Notably we are not really talking about a university education anymore as these reforms will only accelerate the move to pre-professional training in liu of education. After all, who is going to pay thousands to study the liberal arts, social sciences or humanities, but that's another issue.

What is the point of school?

If some form of tertiary training is the new norm what is the purpose of compulsory schooling? At the moment the senior secondary curriculum is organised into a curriculum hierarchy that is geared towards university entry. That a hierarchy of subjects exists is clearly established by the research of Richard Teese and his colleagues at the Centre for research on education systems and can be seen in the relative value of subjects to students ATAR. Put simply, some subjects are more powerful than others in getting the required ATAR and are studied predominantly by more advantaged students.

This hierarchy is dominated by the old and powerful subjects, that connect to university departments such as literature, mathematics, economics, physics. Studying these subjects, and excelling in them, is the pathway to a high ATAR, an elite university and a high demand course. The newer and more practical versions, e.g. contemporary or applied english and mathematics, business studies, biology, might get you a satisfactory ATAR, a good professional degree at a university other than the elite.

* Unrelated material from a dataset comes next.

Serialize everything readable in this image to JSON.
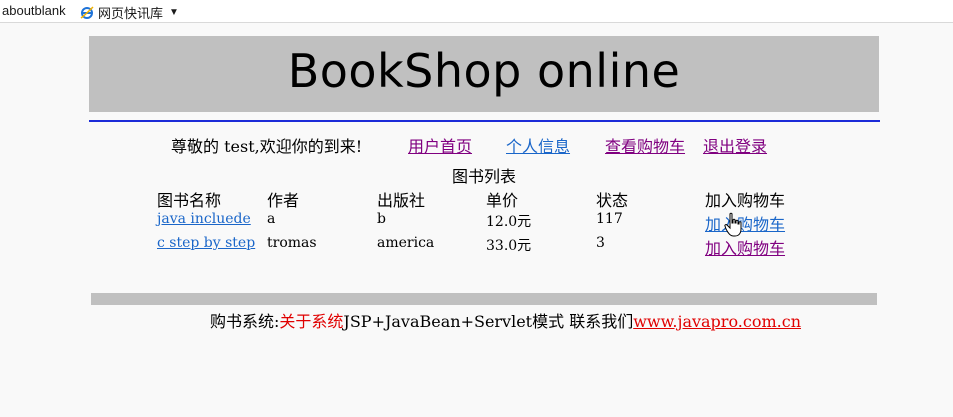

Sure there is talk of 'work' and Vocational Education and Training that can occasionally be counted towards matriculation. But the fact remains they are positioned as secondary to the main game in town – university entry. Each December-January we see the predictable stream of results, lists of which schools got the most students in the top 10% in subjects and who got the most ATAR's over 90. We don't see which schools had the most successfully completed apprenticeships, Vocational certificates or students in employment.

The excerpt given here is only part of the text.